Overview
The aim of this study is to support development of asciminib in the pediatric population (1 to \< 18 years) with Ph+ CML-CP. The study will evaluate the efficacy and safety of asciminib in pediatric formulation (weigh-based dose, fed state) or adult formulation (fasted) in newly diagnosed and resistant or intolerant Ph+ CML-CP with or without T315I mutation.
Description
This is a multi-center, open-label, single arm study of asciminib in pediatric participants aged
1 to \<18 years old with Ph+ CML-CP newly diagnosed and previously treated with TKI treatment, with or without T315I mutation.
The study population will consist of three cohorts of Ph+ CML-CP pediatric participants:
- Newly-diagnosed Ph+ CML-CP participants without known T315I mutation
- Ph+ CML-CP participants resistant or intolerant to previous TKI without known T315I mutation
- Ph+ CML-CP participants with known T315I mutation irrespective of prior TKI treatment
There is no fixed duration of study treatment for the participants. The study will end 5 years (240 weeks) after the last enrolled participants received their first dose of treatment in the study. The objective is to have enough follow up for safety, including growth and development and efficacy.
Eligibility
Key Inclusion Criteria:
Participants eligible for inclusion in this study must meet all of the following criteria:
- Signed informed consent must be obtained prior to participation in the study.
- Male or female participants 1 and \< 18 years of age at study enrollment
- Diagnosis of CML-CP (Apperley et al 2025) with cytogenetic confirmation of Philadelphia positive (Ph+) chromosome
- For participants with CML-CP newly diagnosed within 3 months of screening OR 5 For participants with CML - CP with high risk of developing resistance or intolerance to previous TKI:
- Unfavourable response to TKI is defined following the Apperley et al 2025 guidelines as:
- At three months after the initiation of therapy: BCR::ABL1 ratio \> 10% IS (if confirmed within 1-3 months)
- At six months after the initiation of therapy: BCR::ABL1 ratio \> 10% IS
- At twelve months after initiation of therapy: BCR::ABL1 ratio \> 1% IS
- At any time loss of previous response
- At any time emergent resistant BCR::ABL1 mutations or high-risk ACA from prior TKI treatment as per local test results
- Intolerance to TKI is defined as:
- Non-hematologic intolerance: participants with grade 3 or 4 toxicity while on therapy (in which case the patient is eligible whether or not there was a dose reduction); or with persistent grade 2 toxicity unresponsive to optimal management including dose adjustments (unless dose reduction is not considered in the best interest of the patient if response is already suboptimal)

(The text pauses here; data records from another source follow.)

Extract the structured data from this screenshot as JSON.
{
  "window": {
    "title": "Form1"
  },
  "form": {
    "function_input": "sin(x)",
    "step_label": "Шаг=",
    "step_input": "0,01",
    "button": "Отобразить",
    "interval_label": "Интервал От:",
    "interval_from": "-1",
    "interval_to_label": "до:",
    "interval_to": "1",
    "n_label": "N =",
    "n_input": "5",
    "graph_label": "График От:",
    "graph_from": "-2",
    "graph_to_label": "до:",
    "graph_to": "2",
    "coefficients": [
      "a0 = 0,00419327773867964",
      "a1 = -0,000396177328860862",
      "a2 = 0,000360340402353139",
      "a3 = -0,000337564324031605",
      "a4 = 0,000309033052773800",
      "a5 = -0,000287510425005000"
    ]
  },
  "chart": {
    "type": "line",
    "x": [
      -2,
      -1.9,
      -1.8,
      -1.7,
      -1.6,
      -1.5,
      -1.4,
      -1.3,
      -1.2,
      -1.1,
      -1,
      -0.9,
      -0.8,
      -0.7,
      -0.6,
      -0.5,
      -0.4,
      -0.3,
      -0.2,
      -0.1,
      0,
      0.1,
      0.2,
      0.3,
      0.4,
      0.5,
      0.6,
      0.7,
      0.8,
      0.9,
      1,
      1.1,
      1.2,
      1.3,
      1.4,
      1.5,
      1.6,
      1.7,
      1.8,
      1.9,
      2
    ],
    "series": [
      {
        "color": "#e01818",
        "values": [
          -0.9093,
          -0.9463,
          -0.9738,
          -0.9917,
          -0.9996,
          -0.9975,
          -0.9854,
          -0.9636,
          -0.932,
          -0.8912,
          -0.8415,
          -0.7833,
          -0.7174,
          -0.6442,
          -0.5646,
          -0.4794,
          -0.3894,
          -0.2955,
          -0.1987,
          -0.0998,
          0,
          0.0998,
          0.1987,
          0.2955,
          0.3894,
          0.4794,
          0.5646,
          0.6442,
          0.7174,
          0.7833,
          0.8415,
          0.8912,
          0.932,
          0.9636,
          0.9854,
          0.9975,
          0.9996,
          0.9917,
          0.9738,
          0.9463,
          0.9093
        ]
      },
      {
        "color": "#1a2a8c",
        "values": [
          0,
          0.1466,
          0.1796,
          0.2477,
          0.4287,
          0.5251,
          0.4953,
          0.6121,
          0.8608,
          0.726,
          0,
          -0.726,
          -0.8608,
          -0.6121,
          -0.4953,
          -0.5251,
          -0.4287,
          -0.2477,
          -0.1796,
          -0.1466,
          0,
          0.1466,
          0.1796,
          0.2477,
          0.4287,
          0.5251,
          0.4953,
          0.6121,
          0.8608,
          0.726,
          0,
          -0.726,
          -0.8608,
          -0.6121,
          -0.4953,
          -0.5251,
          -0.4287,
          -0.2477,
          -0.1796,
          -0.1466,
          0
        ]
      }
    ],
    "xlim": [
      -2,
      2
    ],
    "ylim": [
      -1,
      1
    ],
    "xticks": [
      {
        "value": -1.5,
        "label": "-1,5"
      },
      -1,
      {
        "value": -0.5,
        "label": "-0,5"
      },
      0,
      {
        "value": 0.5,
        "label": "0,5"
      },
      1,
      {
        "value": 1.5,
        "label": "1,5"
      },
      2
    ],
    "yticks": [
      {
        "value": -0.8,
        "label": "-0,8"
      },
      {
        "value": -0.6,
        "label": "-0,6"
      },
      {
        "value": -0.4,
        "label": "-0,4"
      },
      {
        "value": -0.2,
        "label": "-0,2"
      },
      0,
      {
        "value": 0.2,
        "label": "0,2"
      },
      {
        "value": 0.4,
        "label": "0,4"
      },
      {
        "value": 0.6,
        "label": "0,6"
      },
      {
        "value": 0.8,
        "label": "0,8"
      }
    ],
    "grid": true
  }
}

- Hematologic intolerance: participants with grade 3 or 4 toxicity (absolute neutrophil count \[ANC\] or platelets) while on therapy that is recurrent after dose reduction to the lowest doses of the TKI
- Unfavourable response to TKI is defined following the Apperley et al 2025 guidelines as:
6\. Evidence of typical BCR::ABL1 transcript \[e14a2 and/or e13a2\] at the time of screening which are amenable to standardized RQ-PCR quantification.
7\. Performance status: Karnofsky ≥ 50% for participants ≥ 16 years of age, and Lansky ≥ 50 for participants \< 16 years of age at the time of screening.
Key Exclusion Criteria:
- Known second chronic phase (CP) of CML after previous progression to Accelerated Phase (AP)/Blast Phase (BP).
- Previous treatment with a hematopoietic stem-cell transplantation.
- Patient planned to undergo allogeneic hematopoietic stem cell transplantation
- Known presence of a BCR::ABL1 mutation with known resistance to study treatment in accordance with the most recent public version of international CML clinical guidelines (e.g. NCCN CML treatment guidelines v 1.2026 and Apperley et al 2025) any time prior to study entry
Other inclusion/exclusion criteria may apply.